Покупатели рабов почему-то разговаривали с нами через переводчика, роль которого взял на себя Дауд. Не верилось, что эти взрослые мужики, которым уже за тридцать, живя в России, не знают русского языка. Но им нравилось, видимо, это показывать, они так свою национальную значимость лучше ощущали. По крайней мере, мне именно так показалось. Их, в первую очередь, интересовали те, кто работал на стройке. Выяснилось, что Ананас работал когда-то в молодости водителем автокрана именно на стройучастке в каком-то колхозе и потому строительное дело немного знает. Он сказал, что однажды, когда кран в ремонте был, его на два месяца в бригаду каменщиков поставили. Автокран ему, правда, во временное пользование и здесь не пообещали, но из нашего хилого и неровного строя сразу вывели и поставили в другом конце двора. После короткого разговора, видимо, как сокамерников Ананаса, туда же переставили и меня с дядей Васей, хотя лично мне дядя Вася казался малопригодным человеком для любой работы. И возраст, и фигура не говорили о крепком здоровье. Потом, подумав, туда же задвинули еще и старичка, что плакал и молился в контейнере. Внешне и от этого старичка толку никакого не было никому, кроме могильных червей, но его, кажется, отдавали чуть ли не бесплатно, вернее, в придачу к дяде Васе, потому новый хозяин и согласился. Кроме того, старик, как и дядя Вася, был очень худ, а новый хозяин непомерно толст, и посчитал, должно быть, что старики несильно его объедят.
Деньги перешли из рук толстяка в руки Дауда.
Дальше события развивались быстро. Нас четверых посадили в грузопассажирскую «Газель», но посадили не на заднее сиденье, где мы вполне могли бы и вчетвером поместиться, потому что плаксивый старик с дядей Васей по худобе своей занимали бы только одно место из трех, имеющихся в наличии, а в грузовой отсек. Но там, в отличие от контейнера, хотя бы ящики какие-то тяжелые и неподпрыгивающие стояли, и мешки с цементом лежали, так что можно было присесть. Плохо, что не было видно, куда нас везут, — грузовой отсек не имеет окон, а везли долго. Время ощущать я умею даже без часов. И я определил наш тряский путь в два с небольшим часа. Наконец «Газель» остановилась.
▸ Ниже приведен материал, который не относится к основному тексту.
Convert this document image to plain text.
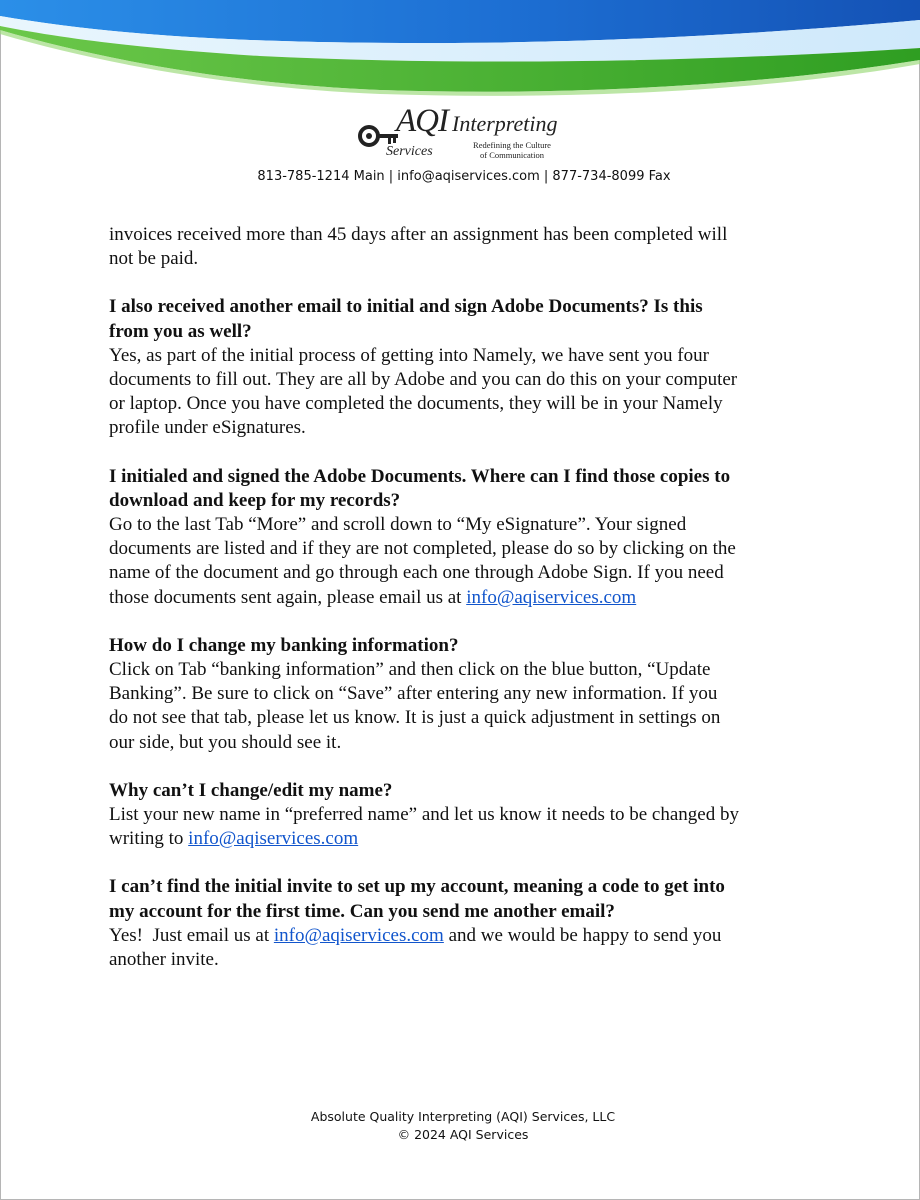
AQI Interpreting
Services	Redefining the Culture
of Communication
813-785-1214 Main | info@aqiservices.com | 877-734-8099 Fax

invoices received more than 45 days after an assignment has been completed will

not be paid.

I also received another email to initial and sign Adobe Documents? Is this

from you as well?

Yes, as part of the initial process of getting into Namely, we have sent you four

documents to fill out. They are all by Adobe and you can do this on your computer

or laptop. Once you have completed the documents, they will be in your Namely

profile under eSignatures.

I initialed and signed the Adobe Documents. Where can I find those copies to

download and keep for my records?

Go to the last Tab “More” and scroll down to “My eSignature”. Your signed

documents are listed and if they are not completed, please do so by clicking on the

name of the document and go through each one through Adobe Sign. If you need

those documents sent again, please email us at info@aqiservices.com

How do I change my banking information?

Click on Tab “banking information” and then click on the blue button, “Update

Banking”. Be sure to click on “Save” after entering any new information. If you

do not see that tab, please let us know. It is just a quick adjustment in settings on

our side, but you should see it.

Why can’t I change/edit my name?

List your new name in “preferred name” and let us know it needs to be changed by

writing to info@aqiservices.com

I can’t find the initial invite to set up my account, meaning a code to get into

my account for the first time. Can you send me another email?

Yes!  Just email us at info@aqiservices.com and we would be happy to send you

another invite.

Absolute Quality Interpreting (AQI) Services, LLC
© 2024 AQI Services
Ее металлический кузов к тому времени успел основательно нагреться, и дышать внутри было нечем. Тем не менее нас не спешили выпустить, хотя всем должно было быть понятно, что находимся мы в газовой камере.
Я догадался правильно. Нас не выпускали, пока не приедет наш новый рабовладелец, а он ехал на своем седане «Кадиллак» не спеша, дорога была неважной. «Газель» еще справлялась с ней, а «Кадиллаку» с его низкими свесами спереди и сзади было трудно проехать, не цепляясь за почву.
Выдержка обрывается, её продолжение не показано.